Last week, I watched a television interview with Vincent Alexander and Dr. Grantley Walrond on Channel Nine and I listened on benschopradio.com to an interview Christopher Ram had with Tacuma Ogunseye. Both Alexander and Ogunseye said something that took me back to my first essay for Professor Menezes – if we Guyanese cannot learn from the mistakes we made as a nation, we will be in trouble again.
When we were in the throes of post-election violence after the 2001 elections, I met the wife of one of Guyana’s most eminent and respected entrepreneurs at Nigel’s Supermarket. At that time, “mo fyaah/slo fyaah” was raging and all Guyanese had no idea about the future of this land.
She told me tha her husband contacted Mr. Hoyte to urge reconsideration of his strategy because business was hurting badly. I will never forget what she said to me. She told me that for all the years her husband knew Hoyte closely, the former President was unmoved and implied that business people have to consider all Guyana and not just their concerns.

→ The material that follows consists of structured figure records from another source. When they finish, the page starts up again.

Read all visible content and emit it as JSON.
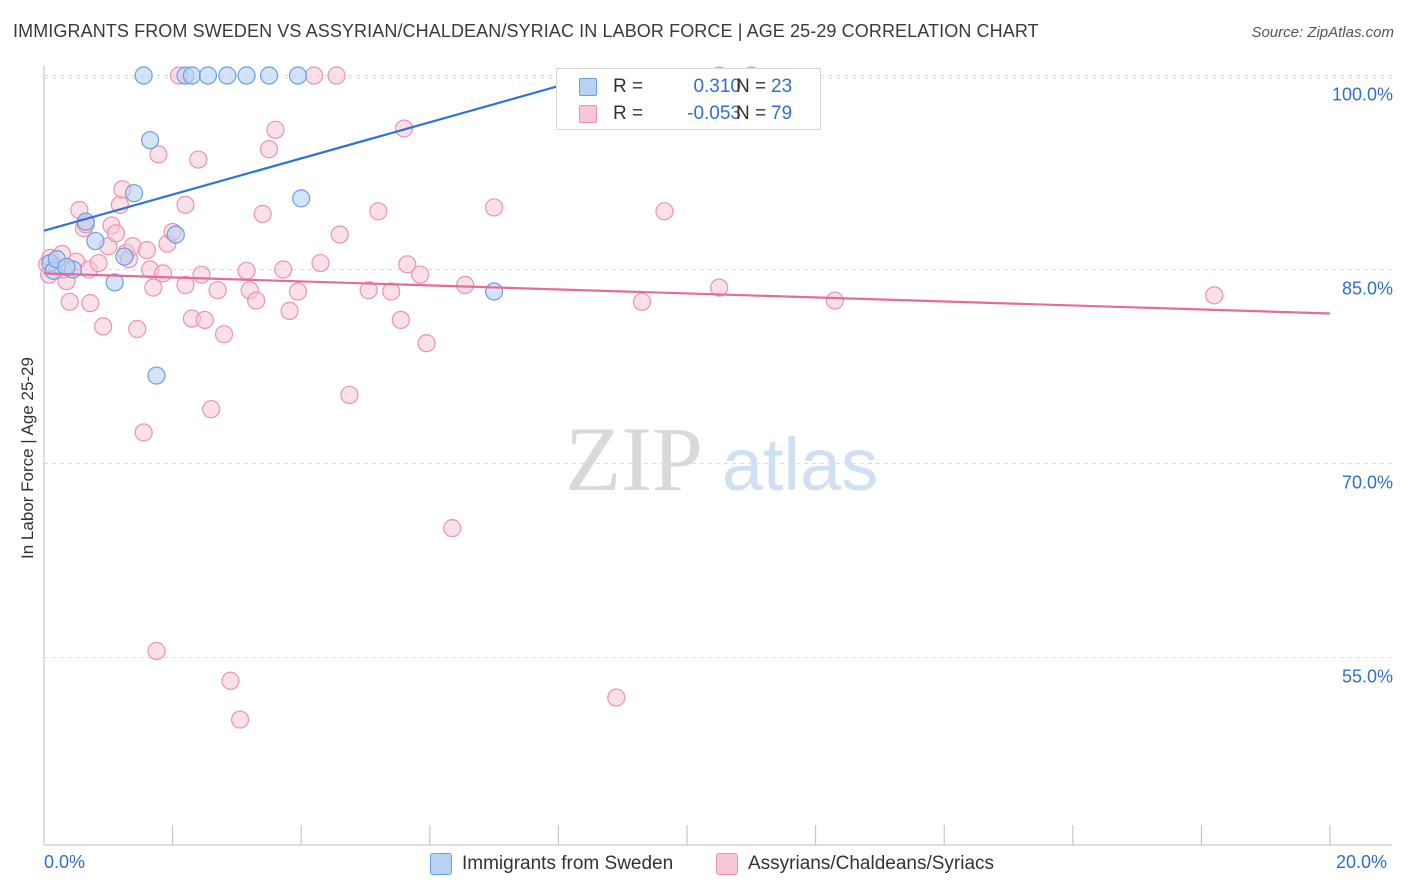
{
  "title": "IMMIGRANTS FROM SWEDEN VS ASSYRIAN/CHALDEAN/SYRIAC IN LABOR FORCE | AGE 25-29 CORRELATION CHART",
  "source": "Source: ZipAtlas.com",
  "watermark": {
    "zip": "ZIP",
    "atlas": "atlas"
  },
  "legend": {
    "r_label": "R =",
    "n_label": "N =",
    "series1": {
      "r": "0.310",
      "n": "23"
    },
    "series2": {
      "r": "-0.053",
      "n": "79"
    }
  },
  "bottom_legend": {
    "series1": "Immigrants from Sweden",
    "series2": "Assyrians/Chaldeans/Syriacs"
  },
  "x_axis": {
    "min_label": "0.0%",
    "max_label": "20.0%"
  },
  "colors": {
    "blue_fill": "#b8d2f3",
    "blue_stroke": "#6a9fe0",
    "blue_line": "#2f74d0",
    "pink_fill": "#f8c7d6",
    "pink_stroke": "#eb93b0",
    "pink_line": "#e46c98",
    "tick_text": "#2f6fc9"
  },
  "chart_data": {
    "type": "scatter",
    "title": "IMMIGRANTS FROM SWEDEN VS ASSYRIAN/CHALDEAN/SYRIAC IN LABOR FORCE | AGE 25-29 CORRELATION CHART",
    "xlabel": "",
    "ylabel": "In Labor Force | Age 25-29",
    "xlim": [
      0,
      20
    ],
    "ylim": [
      40.5,
      101.2
    ],
    "y_ticks": [
      {
        "value": 100,
        "label": "100.0%"
      },
      {
        "value": 85,
        "label": "85.0%"
      },
      {
        "value": 70,
        "label": "70.0%"
      },
      {
        "value": 55,
        "label": "55.0%"
      }
    ],
    "x_ticks": [
      0,
      2,
      4,
      6,
      8,
      10,
      12,
      14,
      16,
      18,
      20
    ],
    "grid": true,
    "series": [
      {
        "name": "Immigrants from Sweden",
        "color": "blue",
        "trend": {
          "x0": 0.0,
          "y0": 88.0,
          "x1": 8.3,
          "y1": 99.6
        },
        "points": [
          [
            0.1,
            85.5
          ],
          [
            0.15,
            84.9
          ],
          [
            0.2,
            85.8
          ],
          [
            0.45,
            85.0
          ],
          [
            0.65,
            88.7
          ],
          [
            0.8,
            87.2
          ],
          [
            1.1,
            84.0
          ],
          [
            1.25,
            86.0
          ],
          [
            1.4,
            90.9
          ],
          [
            1.55,
            100.0
          ],
          [
            1.65,
            95.0
          ],
          [
            1.75,
            76.8
          ],
          [
            2.05,
            87.7
          ],
          [
            2.2,
            100.0
          ],
          [
            2.3,
            100.0
          ],
          [
            2.55,
            100.0
          ],
          [
            2.85,
            100.0
          ],
          [
            3.15,
            100.0
          ],
          [
            3.5,
            100.0
          ],
          [
            3.95,
            100.0
          ],
          [
            4.0,
            90.5
          ],
          [
            7.0,
            83.3
          ],
          [
            0.35,
            85.2
          ]
        ]
      },
      {
        "name": "Assyrians/Chaldeans/Syriacs",
        "color": "pink",
        "trend": {
          "x0": 0.0,
          "y0": 84.7,
          "x1": 20.0,
          "y1": 81.6
        },
        "points": [
          [
            0.05,
            85.4
          ],
          [
            0.08,
            84.6
          ],
          [
            0.1,
            85.9
          ],
          [
            0.2,
            85.2
          ],
          [
            0.28,
            86.2
          ],
          [
            0.35,
            84.1
          ],
          [
            0.4,
            82.5
          ],
          [
            0.5,
            85.6
          ],
          [
            0.55,
            89.6
          ],
          [
            0.62,
            88.2
          ],
          [
            0.7,
            85.0
          ],
          [
            0.72,
            82.4
          ],
          [
            0.85,
            85.5
          ],
          [
            0.92,
            80.6
          ],
          [
            1.0,
            86.8
          ],
          [
            1.05,
            88.4
          ],
          [
            1.12,
            87.8
          ],
          [
            1.18,
            90.0
          ],
          [
            1.22,
            91.2
          ],
          [
            1.28,
            86.3
          ],
          [
            1.32,
            85.8
          ],
          [
            1.38,
            86.8
          ],
          [
            1.45,
            80.4
          ],
          [
            1.55,
            72.4
          ],
          [
            1.6,
            86.5
          ],
          [
            1.65,
            85.0
          ],
          [
            1.7,
            83.6
          ],
          [
            1.75,
            55.5
          ],
          [
            1.78,
            93.9
          ],
          [
            1.85,
            84.7
          ],
          [
            1.92,
            87.0
          ],
          [
            2.0,
            87.9
          ],
          [
            2.1,
            100.0
          ],
          [
            2.2,
            83.8
          ],
          [
            2.2,
            90.0
          ],
          [
            2.3,
            81.2
          ],
          [
            2.4,
            93.5
          ],
          [
            2.45,
            84.6
          ],
          [
            2.5,
            81.1
          ],
          [
            2.6,
            74.2
          ],
          [
            2.7,
            83.4
          ],
          [
            2.8,
            80.0
          ],
          [
            2.9,
            53.2
          ],
          [
            3.05,
            50.2
          ],
          [
            3.15,
            84.9
          ],
          [
            3.2,
            83.4
          ],
          [
            3.3,
            82.6
          ],
          [
            3.4,
            89.3
          ],
          [
            3.5,
            94.3
          ],
          [
            3.6,
            95.8
          ],
          [
            3.72,
            85.0
          ],
          [
            3.82,
            81.8
          ],
          [
            3.95,
            83.3
          ],
          [
            4.2,
            100.0
          ],
          [
            4.3,
            85.5
          ],
          [
            4.55,
            100.0
          ],
          [
            4.6,
            87.7
          ],
          [
            4.75,
            75.3
          ],
          [
            5.05,
            83.4
          ],
          [
            5.2,
            89.5
          ],
          [
            5.4,
            83.3
          ],
          [
            5.55,
            81.1
          ],
          [
            5.6,
            95.9
          ],
          [
            5.65,
            85.4
          ],
          [
            5.85,
            84.6
          ],
          [
            5.95,
            79.3
          ],
          [
            6.35,
            65.0
          ],
          [
            6.55,
            83.8
          ],
          [
            7.0,
            89.8
          ],
          [
            8.9,
            51.9
          ],
          [
            9.3,
            82.5
          ],
          [
            9.65,
            89.5
          ],
          [
            10.5,
            100.0
          ],
          [
            10.5,
            83.6
          ],
          [
            11.0,
            100.0
          ],
          [
            12.3,
            82.6
          ],
          [
            18.2,
            83.0
          ],
          [
            0.65,
            88.5
          ],
          [
            0.3,
            85.0
          ]
        ]
      }
    ]
  }
}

Mr. Hoyte is long gone; “mo fyaah, slo fyaah” has been extinguished but how much have we, particularly the business people, learnt from that lesson? The answer is nothing. We had Nazi Germany and there is no guarantee that we won’t have it again, maybe in another European country.
In France, there is a brand new Cabinet jurisdiction – the Ministry of National Identity and Immigration. Sounds much like fascism in Germany. President Sarkozy’s wife, a person you least expect to endorse this move, was over-zealous of its creation. Do people ever learn from history’s tragedies?
Norway, prior to President Jagdeo’s discovery of LCDS, did not have in the thinnest of ways, an ongoing relationship with Guyana. Now officials of that country have to tell us what we Guyanese should be telling the world – try to use a framework of inclusiveness because that is what safeguards the future of a nation.
Let us quote what the Norwegians said about the exclusion of the opposition from the committee that manages LCDS. All Guyanese, particularly main stakeholders in this sad territory, ought to give extensive consideration to what the Norwegians observed.
I ask the business community to read carefully.
“Given the unfortunate political history of Guyana through which the two main political parties are strongly polarized along ethnic lines and the fact that many of the rural and urban poor are African-Guyanese , the exclusion of the PNC seems invidious and has potential for creating future problems.”
Isn’t it pathetic that the Norwegians should lecture Guyanese on the dangers of excluding organizations from national policy-making processes because it could be harmful to the stability of this country?
Do leaders in civil society, the churches and the business world need to hear those prophetic words from a group of people who hardly know us in this part of the world? How fractured and fragile has been Norwegian society? Not at all.
Therefore, we should be the people to talk about the dangers of societal exclusions and social denials not the Norwegians. But look at the word they used, “invidious.” What is Mr. Jagdeo and all those who love him and the PPP have to say about the choice of words to describe the exclusion of the opposition?
For those who do not know its meaning, go look it up. I know one person must be interested in what the Norwegians concluded – Tacuma Ogunseye.